The firmest evidence for this proposition comes from the first chapter of The Sign of Four (1888). Titled “The Science of Deduction” there is much here that lays the ground for Alfred Gell’s later elevation of the Peircean notion of “abduction” as a key element in his theory of a new anthropology of art (Gell was an ardent Sherlockian).  But it is here that Holmes also reveals that several of his “works” were in the process of being translated into French for publication. These included a volume titled Upon the Distinction Between the Ashes of the Various Tobaccoes which detailed the visual appearance of 140 ashes of different cigar, cigarette and pipe tobaccos with the help of coloured plates. Visual signs and the ability to read them properly were crucial to Holmes’ new “exact science” one based first and foremost on rigorous observation. As he tells Watson: “To the trained eye there is as much difference between the black ash of a Trichinopoly and the white fluff of bird’s eye as there is between a cabbage and potato”.

Another work in translation described the “tracing of footprints, with some remarks upon the uses of plaster of Paris as a preserver of impresses.” This work was doubtless influenced by Notes and Queries in Anthropology’s pre-occupation with making transient indexical traces permanent with “paper squeezes” and other moulds, and was perhaps also inspired by the work of Gujarati pugees in identifying the movement – through footprints – of criminal tribes.

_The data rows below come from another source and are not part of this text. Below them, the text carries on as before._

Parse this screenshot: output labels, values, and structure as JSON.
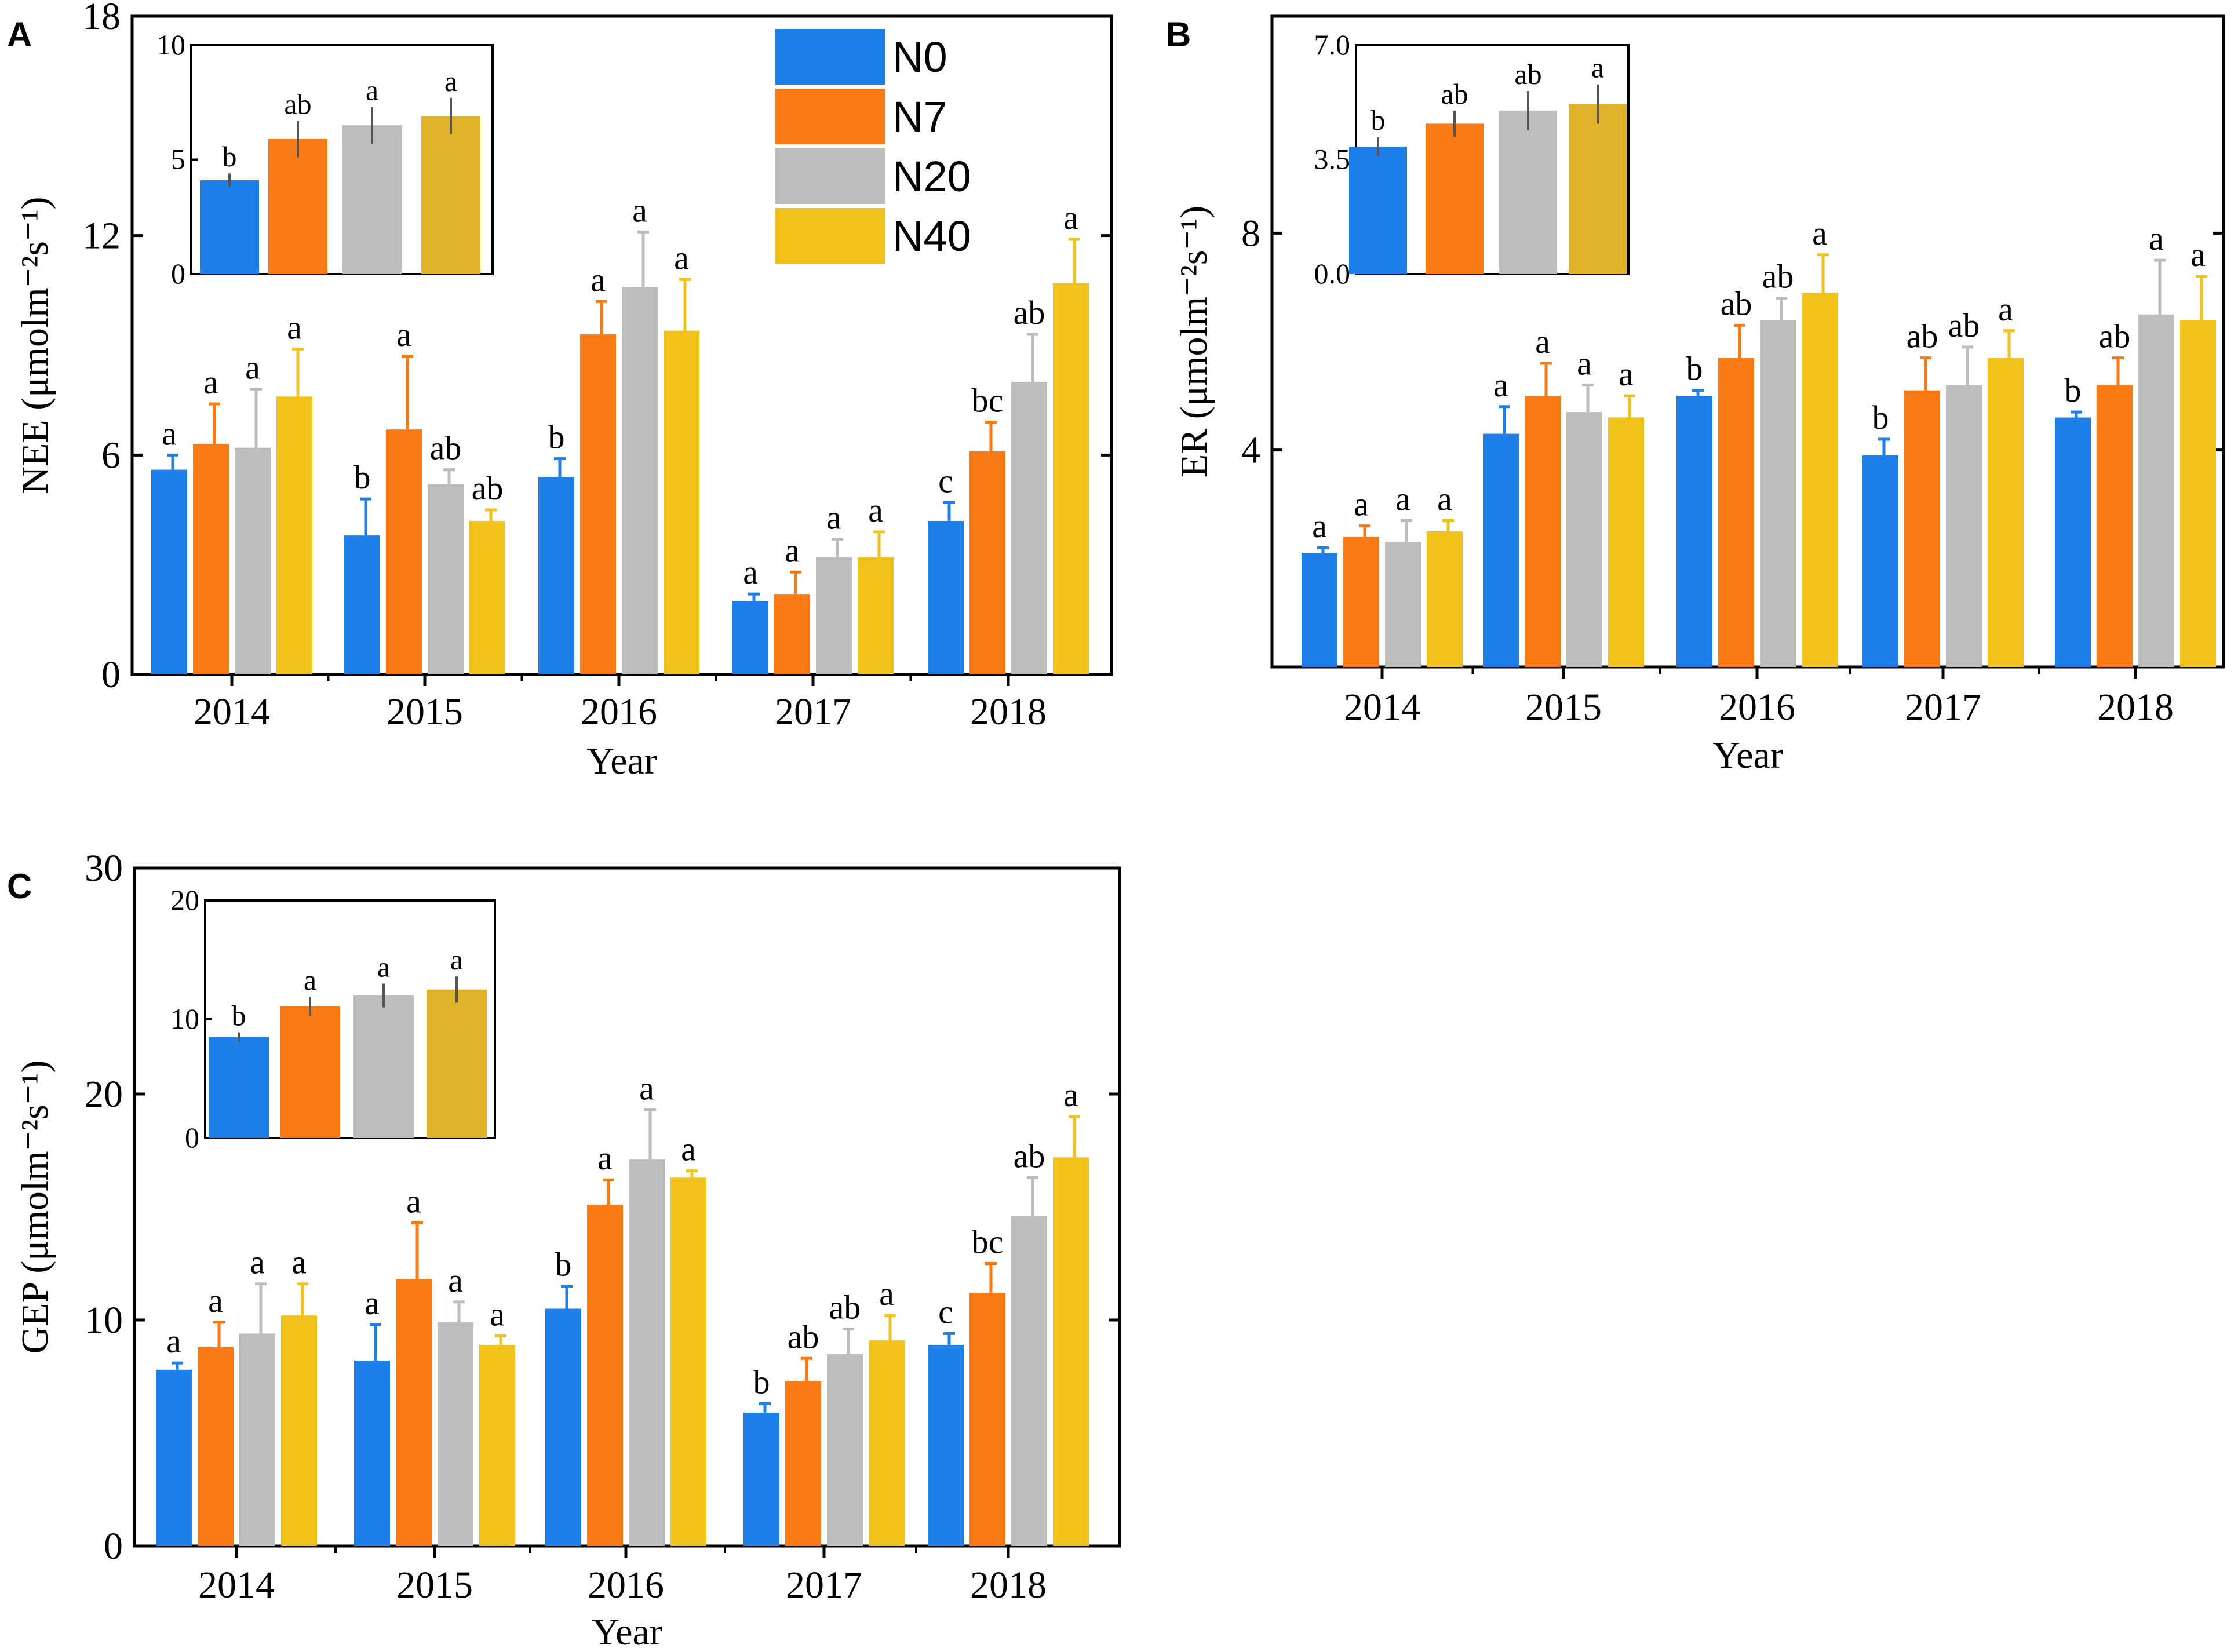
{
  "colors": {
    "N0": "#1f7fe8",
    "N7": "#f97a14",
    "N20": "#bdbdbd",
    "N40": "#f1c21b",
    "N40_inset": "#e0b12a"
  },
  "legend": [
    "N0",
    "N7",
    "N20",
    "N40"
  ],
  "chart_data": [
    {
      "panel": "A",
      "type": "bar",
      "title": "",
      "xlabel": "Year",
      "ylabel": "NEE (μmolm⁻²s⁻¹)",
      "ylim": [
        0,
        18
      ],
      "yticks": [
        "0",
        "6",
        "12",
        "18"
      ],
      "categories": [
        "2014",
        "2015",
        "2016",
        "2017",
        "2018"
      ],
      "series": [
        {
          "name": "N0",
          "values": [
            5.6,
            3.8,
            5.4,
            2.0,
            4.2
          ],
          "errors": [
            0.4,
            1.0,
            0.5,
            0.2,
            0.5
          ],
          "labels": [
            "a",
            "b",
            "b",
            "a",
            "c"
          ]
        },
        {
          "name": "N7",
          "values": [
            6.3,
            6.7,
            9.3,
            2.2,
            6.1
          ],
          "errors": [
            1.1,
            2.0,
            0.9,
            0.6,
            0.8
          ],
          "labels": [
            "a",
            "a",
            "a",
            "a",
            "bc"
          ]
        },
        {
          "name": "N20",
          "values": [
            6.2,
            5.2,
            10.6,
            3.2,
            8.0
          ],
          "errors": [
            1.6,
            0.4,
            1.5,
            0.5,
            1.3
          ],
          "labels": [
            "a",
            "ab",
            "a",
            "a",
            "ab"
          ]
        },
        {
          "name": "N40",
          "values": [
            7.6,
            4.2,
            9.4,
            3.2,
            10.7
          ],
          "errors": [
            1.3,
            0.3,
            1.4,
            0.7,
            1.2
          ],
          "labels": [
            "a",
            "ab",
            "a",
            "a",
            "a"
          ]
        }
      ],
      "inset": {
        "ylim": [
          0,
          10
        ],
        "yticks": [
          "0",
          "5",
          "10"
        ],
        "values": [
          4.1,
          5.9,
          6.5,
          6.9
        ],
        "errors": [
          0.3,
          0.8,
          0.8,
          0.8
        ],
        "labels": [
          "b",
          "ab",
          "a",
          "a"
        ]
      }
    },
    {
      "panel": "B",
      "type": "bar",
      "title": "",
      "xlabel": "Year",
      "ylabel": "ER (μmolm⁻²s⁻¹)",
      "ylim": [
        0,
        12
      ],
      "yticks": [
        "4",
        "8"
      ],
      "categories": [
        "2014",
        "2015",
        "2016",
        "2017",
        "2018"
      ],
      "series": [
        {
          "name": "N0",
          "values": [
            2.1,
            4.3,
            5.0,
            3.9,
            4.6
          ],
          "errors": [
            0.1,
            0.5,
            0.1,
            0.3,
            0.1
          ],
          "labels": [
            "a",
            "a",
            "b",
            "b",
            "b"
          ]
        },
        {
          "name": "N7",
          "values": [
            2.4,
            5.0,
            5.7,
            5.1,
            5.2
          ],
          "errors": [
            0.2,
            0.6,
            0.6,
            0.6,
            0.5
          ],
          "labels": [
            "a",
            "a",
            "ab",
            "ab",
            "ab"
          ]
        },
        {
          "name": "N20",
          "values": [
            2.3,
            4.7,
            6.4,
            5.2,
            6.5
          ],
          "errors": [
            0.4,
            0.5,
            0.4,
            0.7,
            1.0
          ],
          "labels": [
            "a",
            "a",
            "ab",
            "ab",
            "a"
          ]
        },
        {
          "name": "N40",
          "values": [
            2.5,
            4.6,
            6.9,
            5.7,
            6.4
          ],
          "errors": [
            0.2,
            0.4,
            0.7,
            0.5,
            0.8
          ],
          "labels": [
            "a",
            "a",
            "a",
            "a",
            "a"
          ]
        }
      ],
      "inset": {
        "ylim": [
          0,
          7
        ],
        "yticks": [
          "0.0",
          "3.5",
          "7.0"
        ],
        "values": [
          3.9,
          4.6,
          5.0,
          5.2
        ],
        "errors": [
          0.3,
          0.4,
          0.6,
          0.6
        ],
        "labels": [
          "b",
          "ab",
          "ab",
          "a"
        ]
      }
    },
    {
      "panel": "C",
      "type": "bar",
      "title": "",
      "xlabel": "Year",
      "ylabel": "GEP (μmolm⁻²s⁻¹)",
      "ylim": [
        0,
        30
      ],
      "yticks": [
        "0",
        "10",
        "20",
        "30"
      ],
      "categories": [
        "2014",
        "2015",
        "2016",
        "2017",
        "2018"
      ],
      "series": [
        {
          "name": "N0",
          "values": [
            7.8,
            8.2,
            10.5,
            5.9,
            8.9
          ],
          "errors": [
            0.3,
            1.6,
            1.0,
            0.4,
            0.5
          ],
          "labels": [
            "a",
            "a",
            "b",
            "b",
            "c"
          ]
        },
        {
          "name": "N7",
          "values": [
            8.8,
            11.8,
            15.1,
            7.3,
            11.2
          ],
          "errors": [
            1.1,
            2.5,
            1.1,
            1.0,
            1.3
          ],
          "labels": [
            "a",
            "a",
            "a",
            "ab",
            "bc"
          ]
        },
        {
          "name": "N20",
          "values": [
            9.4,
            9.9,
            17.1,
            8.5,
            14.6
          ],
          "errors": [
            2.2,
            0.9,
            2.2,
            1.1,
            1.7
          ],
          "labels": [
            "a",
            "a",
            "a",
            "ab",
            "ab"
          ]
        },
        {
          "name": "N40",
          "values": [
            10.2,
            8.9,
            16.3,
            9.1,
            17.2
          ],
          "errors": [
            1.4,
            0.4,
            0.3,
            1.1,
            1.8
          ],
          "labels": [
            "a",
            "a",
            "a",
            "a",
            "a"
          ]
        }
      ],
      "inset": {
        "ylim": [
          0,
          20
        ],
        "yticks": [
          "0",
          "10",
          "20"
        ],
        "values": [
          8.5,
          11.1,
          12.0,
          12.5
        ],
        "errors": [
          0.4,
          0.8,
          1.0,
          1.1
        ],
        "labels": [
          "b",
          "a",
          "a",
          "a"
        ]
      }
    }
  ]
}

There is an echo here of the “low common intuition” which Carlo Ginzburg suggests colonial practitioners such as W. J. Herschel appropriated when they took Bengali practices of “finger-tipping” and translated them into bureaucratically systematized regimes of finger-printing. Holmes’s pioneering work (including the Priory School narrative – see below) would also have a considerable amount of what, in our present bathetic age, we would term “impact” for it was the inspiration for George Whitty Gayer’s promotion of footprints in Indian police detective work. Gayer, an officer in the Central Indian Police published Footprints: An Aid to the Detection of Crime for the Police in Nagpur in 1909 and acknowledged Holmes’ pioneer work as an inspiration.

Perhaps of more interest from a Material Culture perspective is Holmes’ third monograph, which was also extensively illustrated, although he deprecated it as “a little work”. This examined the “influence of a trade upon the form of the hand, with lithotypes of the hands of the slaters, sailors, corkcutters, compositors, weavers and diamond-polishers”. Holmes declared these “of great practical interest to the scientific detective” but Holmes’ investigations need to placed in the context of the occultism and palmistry which would shortly bear fruit in William John Warner’s popular Cheiro’s Langiage of the Hand (1894) a quasi-Theosophical echo  (Warner claimed to have studied with Brahman palmists in India) of Charles Bell’s The Hand: Its Mechanism and Vital Endowments as Evincing Design (1833). Despite also being an Edinburgh surgeon Charles Bell was sadly only a remote relative of Joseph Bell who had taught Conan Doyle at Edinburgh and who is conventionally credited with providing the lineaments for Holmes’ character and method. From the viewpoint of intellectual history we might see Holmes work as indebted to the two Bells. But equally we might see it as prefiguring what we now know as techniques du corps. It is but a small leap from Holmes’ concern with the manner in which different kinds of work, reflecting cultural practice, come to remodel the body, to the work of later anthropologists. What for Bell was a singular and natural hand becomes for Holmes – in anticipation of Mauss and Leroi-Gourhan’s technogenesis – a concern with the nature of cultural influences “upon the form of the hand” as Holmes puts it. The concern in other works is with hands in the plural, in their social determination.